Here are some practical ways businesses can help employees take control of their own health, while respecting privacy and personal boundaries:
- Fitness challenges: Make exercise fun and social by hosting a friendly competition, like a step challenge or miles run/cycled. You could offer to sponsor a group of employees undertaking a fitness challenge for charity or promote a local event like a fun run amongst staff.
- Sharing knowledge: Use your company’s internal communication channels to give employees access to reliable, fact-checked tips on leading a healthy lifestyle. There’s so much health advice out there – and often contradictory – that it can be useful to have everything in one place, coming from a trusted source.
- Wearable tech: With technology benefit schemes, employees can save money on fitness trackers like Garmin and Fitbit. These can be really helpful in staying motivated and measuring progress towards personal fitness goals.

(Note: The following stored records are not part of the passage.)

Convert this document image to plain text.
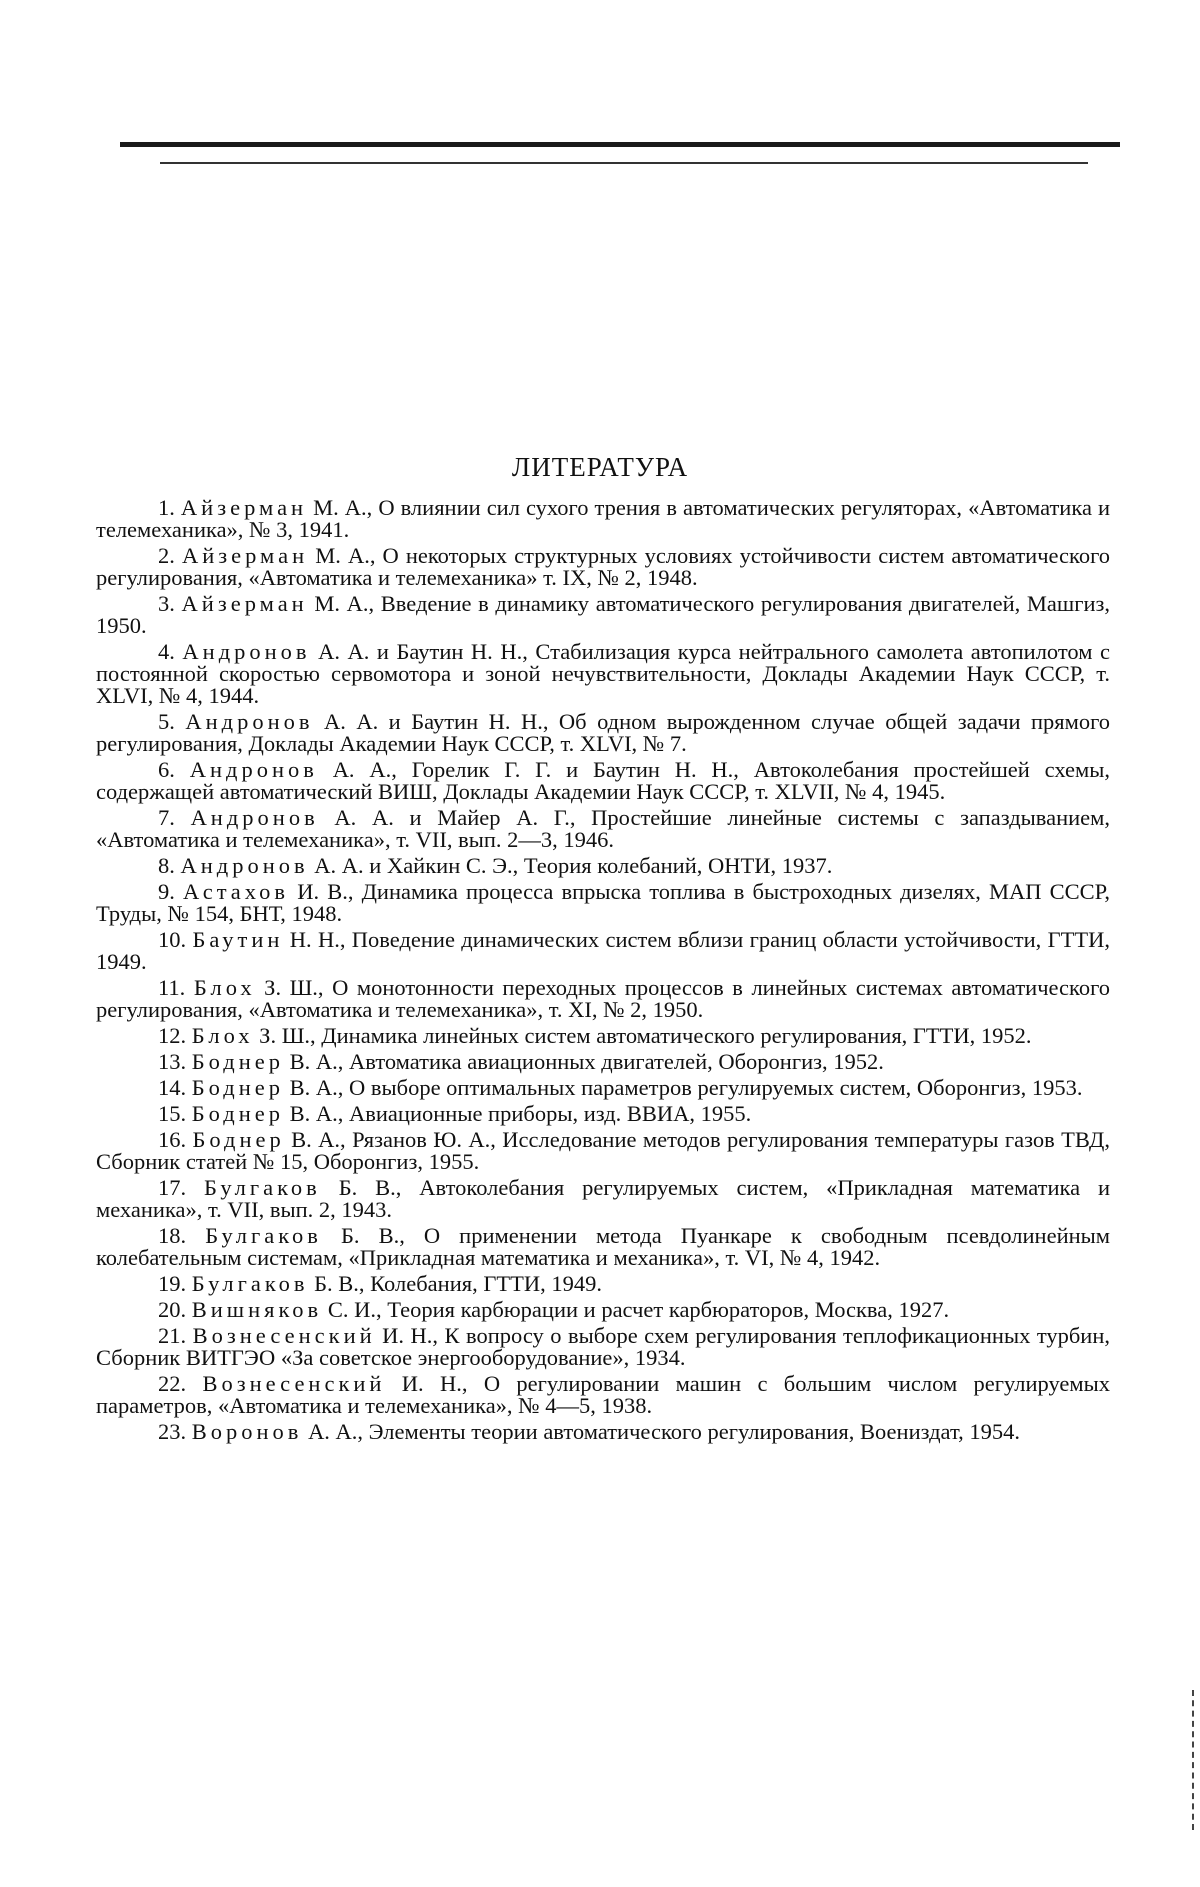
ЛИТЕРАТУРА

1. Айзерман М. А., О влиянии сил сухого трения в автоматических регуляторах, «Автоматика и телемеханика», № 3, 1941.

2. Айзерман М. А., О некоторых структурных условиях устойчивости систем автоматического регулирования, «Автоматика и телемеханика» т. IX, № 2, 1948.

3. Айзерман М. А., Введение в динамику автоматического регулирования двигателей, Машгиз, 1950.

4. Андронов А. А. и Баутин Н. Н., Стабилизация курса нейтрального самолета автопилотом с постоянной скоростью сервомотора и зоной нечувствительности, Доклады Академии Наук СССР, т. XLVI, № 4, 1944.

5. Андронов А. А. и Баутин Н. Н., Об одном вырожденном случае общей задачи прямого регулирования, Доклады Академии Наук СССР, т. XLVI, № 7.

6. Андронов А. А., Горелик Г. Г. и Баутин Н. Н., Автоколебания простейшей схемы, содержащей автоматический ВИШ, Доклады Академии Наук СССР, т. XLVII, № 4, 1945.

7. Андронов А. А. и Майер А. Г., Простейшие линейные системы с запаздыванием, «Автоматика и телемеханика», т. VII, вып. 2—3, 1946.

8. Андронов А. А. и Хайкин С. Э., Теория колебаний, ОНТИ, 1937.

9. Астахов И. В., Динамика процесса впрыска топлива в быстроходных дизелях, МАП СССР, Труды, № 154, БНТ, 1948.

10. Баутин Н. Н., Поведение динамических систем вблизи границ области устойчивости, ГТТИ, 1949.

11. Блох З. Ш., О монотонности переходных процессов в линейных системах автоматического регулирования, «Автоматика и телемеханика», т. XI, № 2, 1950.

12. Блох З. Ш., Динамика линейных систем автоматического регулирования, ГТТИ, 1952.

13. Боднер В. А., Автоматика авиационных двигателей, Оборонгиз, 1952.

14. Боднер В. А., О выборе оптимальных параметров регулируемых систем, Оборонгиз, 1953.

15. Боднер В. А., Авиационные приборы, изд. ВВИА, 1955.

16. Боднер В. А., Рязанов Ю. А., Исследование методов регулирования температуры газов ТВД, Сборник статей № 15, Оборонгиз, 1955.

17. Булгаков Б. В., Автоколебания регулируемых систем, «Прикладная математика и механика», т. VII, вып. 2, 1943.

18. Булгаков Б. В., О применении метода Пуанкаре к свободным псевдолинейным колебательным системам, «Прикладная математика и механика», т. VI, № 4, 1942.

19. Булгаков Б. В., Колебания, ГТТИ, 1949.

20. Вишняков С. И., Теория карбюрации и расчет карбюраторов, Москва, 1927.

21. Вознесенский И. Н., К вопросу о выборе схем регулирования теплофикационных турбин, Сборник ВИТГЭО «За советское энергооборудование», 1934.

22. Вознесенский И. Н., О регулировании машин с большим числом регулируемых параметров, «Автоматика и телемеханика», № 4—5, 1938.

23. Воронов А. А., Элементы теории автоматического регулирования, Воениздат, 1954.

- Discounted gym membership: By offering employees money off a monthly membership, cost need not be an excuse to skip the gym.
- Setting a good example: As part of encouraging employees to get healthier, it’s important that you take a look at company culture around diet and exercise. If you don’t already, make sure that employees have access to healthy options at company catering facilities; perhaps even subsidising these to encourage good habits.
- Cycle to work: The UK’s cycle to work scheme enjoyed a 120% increase in the number of people joining it in June, according to data from the Cycle to Work Alliance. The government also recently removed the cap on the cost of buying a bicycle as part of the scheme to encourage uptake in e-bikes. Employees can save money on a new bike or cycling equipment using their employer’s Cycle to Work scheme. If you already have one, do some digging into take-up rates. Who’s using it at the moment? Are there groups of employees who don’t seem engaged with the idea of cycling to work? If so, what can you do to drive adoption?
The focus should be on providing support for people to take control of their own physical, social and mental wellbeing. This will help employees to live a healthier lifestyle and be a valuable asset to the business.